C’est une opération de restauration portant sur un ensemble emblématique du paysage montpelliérain : la résidence du Nombre d’Or, construite en 1984 par l’architecte Ricardo Bofill. Achevée en mars, l’opération prévoyait la rénovation de 1 518 menuiseries des immeubles situés place du Nombre d’Or, avec deux exigences : respecter l’écriture architecturale de cet ensemble et en renforcer les performances, notamment sur le plan énergétique.

5Façades : Comment concilier, dans un projet comme celui du Nombre d’Or, une restitution à l’identique des menuiseries avec les exigences actuelles en matière de performance thermique et d’étanchéité ?

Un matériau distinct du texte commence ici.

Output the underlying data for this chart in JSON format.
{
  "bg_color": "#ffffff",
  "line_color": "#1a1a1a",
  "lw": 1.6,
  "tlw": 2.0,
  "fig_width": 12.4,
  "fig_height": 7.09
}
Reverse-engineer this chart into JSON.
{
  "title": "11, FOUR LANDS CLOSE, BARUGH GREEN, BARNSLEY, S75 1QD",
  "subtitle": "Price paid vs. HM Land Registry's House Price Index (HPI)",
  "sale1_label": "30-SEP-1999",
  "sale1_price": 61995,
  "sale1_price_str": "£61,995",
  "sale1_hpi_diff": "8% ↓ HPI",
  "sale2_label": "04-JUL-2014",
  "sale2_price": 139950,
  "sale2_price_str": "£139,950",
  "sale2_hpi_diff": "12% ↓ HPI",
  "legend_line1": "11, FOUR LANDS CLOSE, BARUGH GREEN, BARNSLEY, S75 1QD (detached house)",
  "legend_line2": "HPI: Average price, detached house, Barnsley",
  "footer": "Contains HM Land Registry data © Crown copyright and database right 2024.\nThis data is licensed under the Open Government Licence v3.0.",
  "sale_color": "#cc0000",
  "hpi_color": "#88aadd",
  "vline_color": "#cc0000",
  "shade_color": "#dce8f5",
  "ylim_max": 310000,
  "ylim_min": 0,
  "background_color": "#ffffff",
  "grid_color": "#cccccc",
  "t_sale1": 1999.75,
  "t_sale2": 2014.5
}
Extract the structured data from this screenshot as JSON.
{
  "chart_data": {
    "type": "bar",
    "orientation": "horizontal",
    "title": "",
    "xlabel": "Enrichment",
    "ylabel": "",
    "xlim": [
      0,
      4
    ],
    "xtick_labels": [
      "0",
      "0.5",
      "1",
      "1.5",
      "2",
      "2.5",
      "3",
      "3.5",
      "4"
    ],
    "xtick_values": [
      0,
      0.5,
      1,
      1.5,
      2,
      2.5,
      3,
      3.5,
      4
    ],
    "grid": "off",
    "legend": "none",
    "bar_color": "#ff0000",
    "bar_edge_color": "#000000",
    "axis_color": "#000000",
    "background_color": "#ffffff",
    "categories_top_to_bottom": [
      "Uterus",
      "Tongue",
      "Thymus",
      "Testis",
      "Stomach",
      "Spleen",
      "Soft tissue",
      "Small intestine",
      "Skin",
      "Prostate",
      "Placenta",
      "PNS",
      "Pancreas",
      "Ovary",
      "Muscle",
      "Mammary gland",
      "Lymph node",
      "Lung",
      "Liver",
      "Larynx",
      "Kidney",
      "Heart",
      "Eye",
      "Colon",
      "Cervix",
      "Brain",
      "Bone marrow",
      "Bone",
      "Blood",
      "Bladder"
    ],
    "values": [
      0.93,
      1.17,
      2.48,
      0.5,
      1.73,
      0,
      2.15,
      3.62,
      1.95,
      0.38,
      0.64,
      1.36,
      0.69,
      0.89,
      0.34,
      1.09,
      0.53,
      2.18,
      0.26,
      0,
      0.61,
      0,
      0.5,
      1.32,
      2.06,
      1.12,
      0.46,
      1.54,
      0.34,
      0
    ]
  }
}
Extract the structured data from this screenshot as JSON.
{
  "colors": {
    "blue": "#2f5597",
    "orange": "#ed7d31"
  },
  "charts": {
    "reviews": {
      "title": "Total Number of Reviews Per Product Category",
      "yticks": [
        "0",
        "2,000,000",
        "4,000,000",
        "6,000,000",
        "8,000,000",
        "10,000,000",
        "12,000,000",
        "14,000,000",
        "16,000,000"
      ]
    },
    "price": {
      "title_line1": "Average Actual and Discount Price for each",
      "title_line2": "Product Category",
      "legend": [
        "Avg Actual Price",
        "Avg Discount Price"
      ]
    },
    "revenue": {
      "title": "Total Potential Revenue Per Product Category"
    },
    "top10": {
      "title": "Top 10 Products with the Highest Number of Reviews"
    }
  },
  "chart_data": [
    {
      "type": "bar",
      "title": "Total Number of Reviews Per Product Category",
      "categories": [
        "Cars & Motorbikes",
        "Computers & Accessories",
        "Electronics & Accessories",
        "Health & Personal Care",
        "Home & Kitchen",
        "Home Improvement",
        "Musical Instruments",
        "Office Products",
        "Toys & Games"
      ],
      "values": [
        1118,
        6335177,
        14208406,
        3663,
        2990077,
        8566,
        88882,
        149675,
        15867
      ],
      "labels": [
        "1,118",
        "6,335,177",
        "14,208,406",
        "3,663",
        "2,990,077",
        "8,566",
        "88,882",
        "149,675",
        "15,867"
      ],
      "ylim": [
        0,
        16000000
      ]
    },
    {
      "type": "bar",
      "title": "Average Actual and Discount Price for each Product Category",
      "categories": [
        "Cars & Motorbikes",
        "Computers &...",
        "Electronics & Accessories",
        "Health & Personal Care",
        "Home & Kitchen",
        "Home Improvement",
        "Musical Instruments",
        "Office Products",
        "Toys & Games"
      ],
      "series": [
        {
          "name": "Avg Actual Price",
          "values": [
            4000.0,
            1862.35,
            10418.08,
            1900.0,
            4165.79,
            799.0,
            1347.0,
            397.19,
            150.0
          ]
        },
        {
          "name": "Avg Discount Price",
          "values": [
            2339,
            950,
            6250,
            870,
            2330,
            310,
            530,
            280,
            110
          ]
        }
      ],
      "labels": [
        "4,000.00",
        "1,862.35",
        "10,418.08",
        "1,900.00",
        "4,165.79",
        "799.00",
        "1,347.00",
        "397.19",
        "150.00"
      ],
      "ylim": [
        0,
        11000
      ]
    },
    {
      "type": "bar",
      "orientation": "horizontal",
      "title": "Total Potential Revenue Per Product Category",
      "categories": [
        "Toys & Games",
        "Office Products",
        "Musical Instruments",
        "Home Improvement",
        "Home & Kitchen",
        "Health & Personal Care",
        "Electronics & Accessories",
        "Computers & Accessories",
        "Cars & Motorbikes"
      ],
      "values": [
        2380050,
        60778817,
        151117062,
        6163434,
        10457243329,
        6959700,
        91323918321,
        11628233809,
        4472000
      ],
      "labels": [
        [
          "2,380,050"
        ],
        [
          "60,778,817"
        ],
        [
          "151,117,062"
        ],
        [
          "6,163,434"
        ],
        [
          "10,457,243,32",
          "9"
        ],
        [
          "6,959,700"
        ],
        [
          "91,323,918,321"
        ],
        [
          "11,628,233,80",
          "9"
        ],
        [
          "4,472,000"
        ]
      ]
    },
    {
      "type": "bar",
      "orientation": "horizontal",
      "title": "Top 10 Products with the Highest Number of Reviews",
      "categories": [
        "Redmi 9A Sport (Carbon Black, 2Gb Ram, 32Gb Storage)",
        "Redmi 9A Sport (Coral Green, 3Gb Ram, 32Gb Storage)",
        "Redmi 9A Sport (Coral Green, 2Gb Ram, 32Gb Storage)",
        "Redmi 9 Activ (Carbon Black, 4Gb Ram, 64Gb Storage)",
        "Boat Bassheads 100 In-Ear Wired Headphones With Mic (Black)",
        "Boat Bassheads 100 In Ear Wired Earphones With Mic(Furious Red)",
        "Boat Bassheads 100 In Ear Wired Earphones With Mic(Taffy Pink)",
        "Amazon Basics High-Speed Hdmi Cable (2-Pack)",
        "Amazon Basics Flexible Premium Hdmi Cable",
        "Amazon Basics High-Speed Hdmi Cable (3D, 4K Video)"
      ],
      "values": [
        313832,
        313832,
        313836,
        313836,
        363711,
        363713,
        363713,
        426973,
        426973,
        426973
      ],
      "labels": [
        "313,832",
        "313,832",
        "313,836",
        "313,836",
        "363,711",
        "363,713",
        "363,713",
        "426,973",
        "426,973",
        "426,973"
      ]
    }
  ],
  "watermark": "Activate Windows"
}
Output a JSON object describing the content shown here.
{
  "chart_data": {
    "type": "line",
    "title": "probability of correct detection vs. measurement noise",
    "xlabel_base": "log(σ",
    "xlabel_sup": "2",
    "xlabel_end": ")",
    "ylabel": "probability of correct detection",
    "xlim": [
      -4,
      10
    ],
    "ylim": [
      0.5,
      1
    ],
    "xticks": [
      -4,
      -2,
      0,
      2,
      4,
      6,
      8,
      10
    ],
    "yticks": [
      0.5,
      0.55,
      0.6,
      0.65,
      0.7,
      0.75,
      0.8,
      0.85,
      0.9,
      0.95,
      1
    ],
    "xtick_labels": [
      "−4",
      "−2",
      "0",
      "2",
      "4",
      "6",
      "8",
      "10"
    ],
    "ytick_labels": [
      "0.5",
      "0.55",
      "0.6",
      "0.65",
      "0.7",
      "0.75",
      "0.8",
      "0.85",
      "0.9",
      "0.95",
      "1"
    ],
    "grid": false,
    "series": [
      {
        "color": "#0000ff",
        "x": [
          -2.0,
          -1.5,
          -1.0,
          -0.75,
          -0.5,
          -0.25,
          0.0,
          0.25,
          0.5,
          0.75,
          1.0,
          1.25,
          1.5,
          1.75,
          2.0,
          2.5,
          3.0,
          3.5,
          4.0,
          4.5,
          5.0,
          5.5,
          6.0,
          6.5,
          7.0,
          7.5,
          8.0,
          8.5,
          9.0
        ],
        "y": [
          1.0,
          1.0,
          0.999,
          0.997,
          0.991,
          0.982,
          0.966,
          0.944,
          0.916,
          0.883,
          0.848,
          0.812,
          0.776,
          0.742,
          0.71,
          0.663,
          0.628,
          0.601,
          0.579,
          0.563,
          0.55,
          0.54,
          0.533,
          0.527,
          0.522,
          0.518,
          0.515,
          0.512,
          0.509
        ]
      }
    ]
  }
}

Olivier Ballet : L’idée consiste à ne pas opposer patrimoine et performance, mais à les traiter simultanément dès la conception. Sur un projet comme le Nombre d’Or, la priorité absolue reste le respect de l’écriture architecturale, ici très codifiée. La principale contrainte a été de préserver avec une très grande fidélité le dessin d’origine des menuiseries, en particulier les masses bois, les proportions et la composition des petits bois, qui participent pleinement à l’écriture architecturale de la résidence imaginée par Ricardo Bofill. Nous avons procédé à un relevé sur site de chaque typologie afin de reproduire au plus juste l’existant. Grâce à la diversité des profils qui composent notre gamme bois, nous avons réussi à reproduire l’existant à quelques millimètres près. Cette base nous permet ensuite d’intégrer, à l’intérieur de cette « enveloppe visuelle », des solutions techniques contemporaines.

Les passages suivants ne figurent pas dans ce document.